After enduring that whole experience you’re finally at espn.com. As said earlier this only happens once per visitor in a given day and it lasts about 5 seconds. Now on the real ESPN.COM there are 3 follow up Lexus ads framing the content and with different messaging. The two horizontal ads are non IAB units and are harder to avoid as the box ad on the right is something over time your brain can ignore more easily.
Because you almost have to take notice. What ads did you see on ESPN last week? How about yesterday? What ads are on this blog right now? You don’t know. You’re likely a web savvy person having ended up on this corner of the internet and thus pretty good at mentally filtering out advertising.
But the Lexus roadblock is such a curveball for a popular site that loads the same way 29 out of 30 days in a given month. To the millions of people who are regular visitors, they’re greeted with a WTF moment with the dated ESPN layout. By the time they realize its an ad, the Lexus text begins to guide them back to ESPN.com before they can bypass the ad.
You’re so taken aback by the the ad, you almost feel compelled to just let it play out or are too slow to even make a move. And then finally you’re where you wanted to go. You were subjected to 5 seconds of advertising and a strong point was made. Lexus made hybrid cards back when the internet looked like shit and Bob Huggins coached at Cincinnati among other headlines you can see. Was that so bad?
Most people won’t care but for the higher end consumer who is thinking of buying a luxury hybrid, well Lexus just invaded your world and told you what the deal is. Buy us because we’ve been doing this longer than anyone. If you’re intrigued by what we’re talking about, click one of these ads to learn more now that you have landed safely on espn.com
I am probably one of a real small minority that love stuff like this and there is a vast majority perturbed by all of this. The bottom line is that brands are still spending a fraction of what they should be online compared to television, radio, print, etc. Online is growing at a good clip even in this downturn, but its campaigns like this that open up the eyes to the advantages of advertising online.

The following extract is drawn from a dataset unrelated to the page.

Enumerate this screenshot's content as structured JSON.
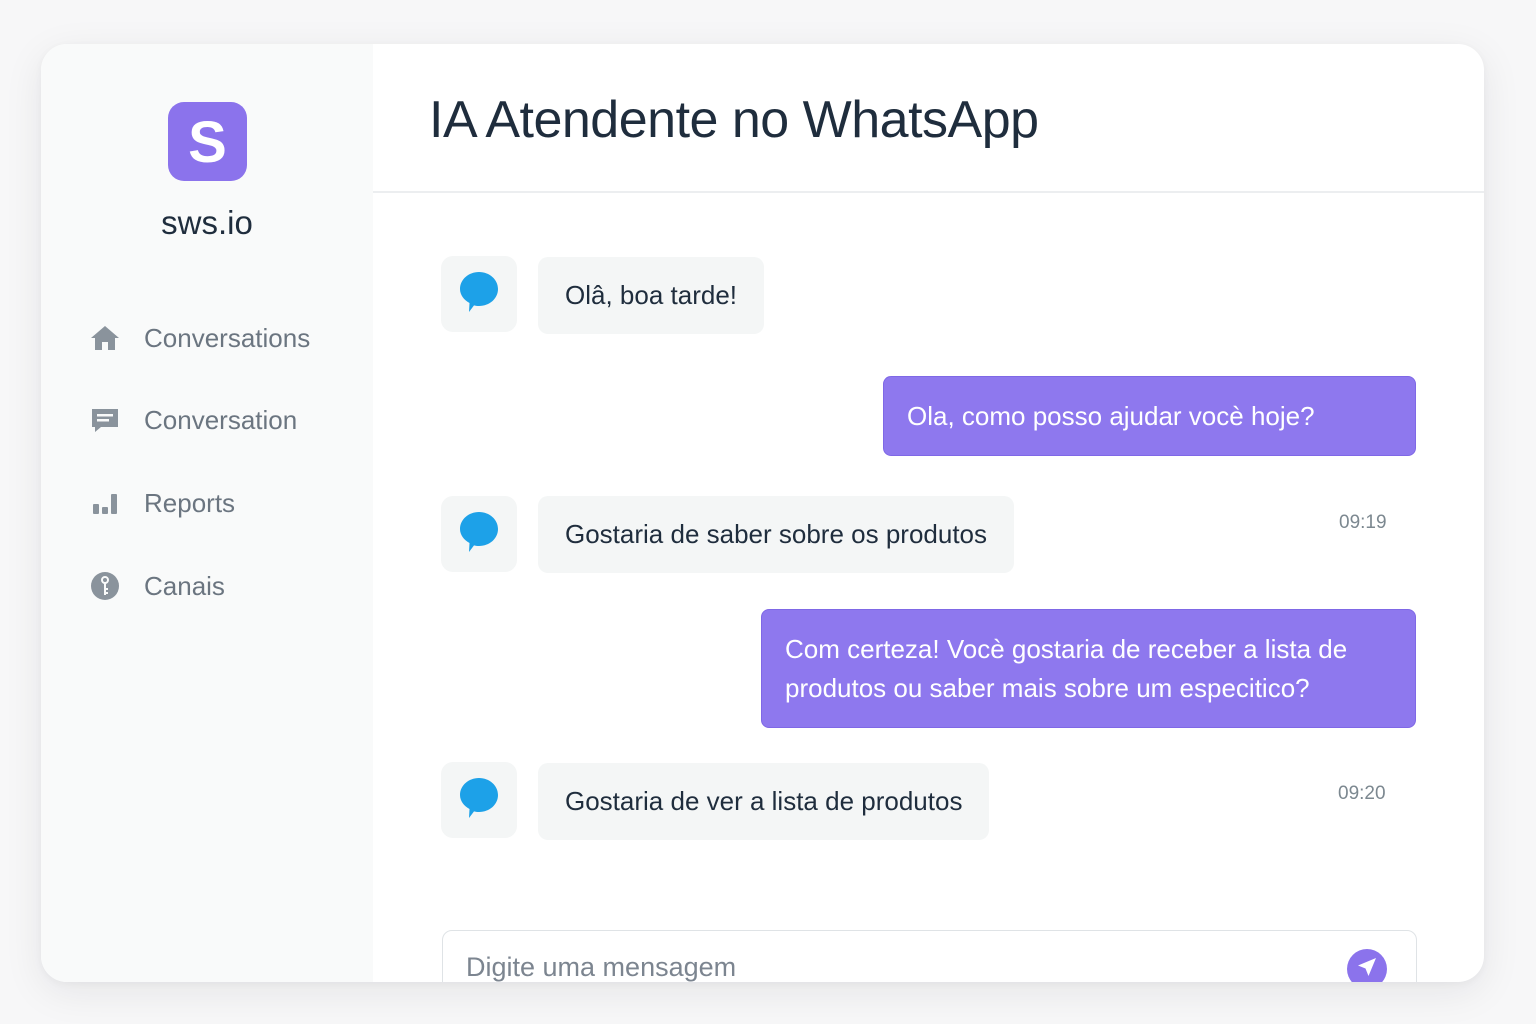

With a lot of progress still to be made in getting more ad money to online and then also to sports blogs, you should be supportive of these type non standard ad campaigns as it is a huge revenue boost for content providers like ESPN. The more campaigns you see like this on ESPN and elsewhere, the more budget publishers have to pay great content producers like the many authors of Bloguin. Its disruptive, a little sneaky, but at the end of the day several employees salaries over at the mother ship were paid for on this ad alone and its hard to argue with that (unless it was Woody Paige, Stephen A, Skip Bayless, or Rick Reilly).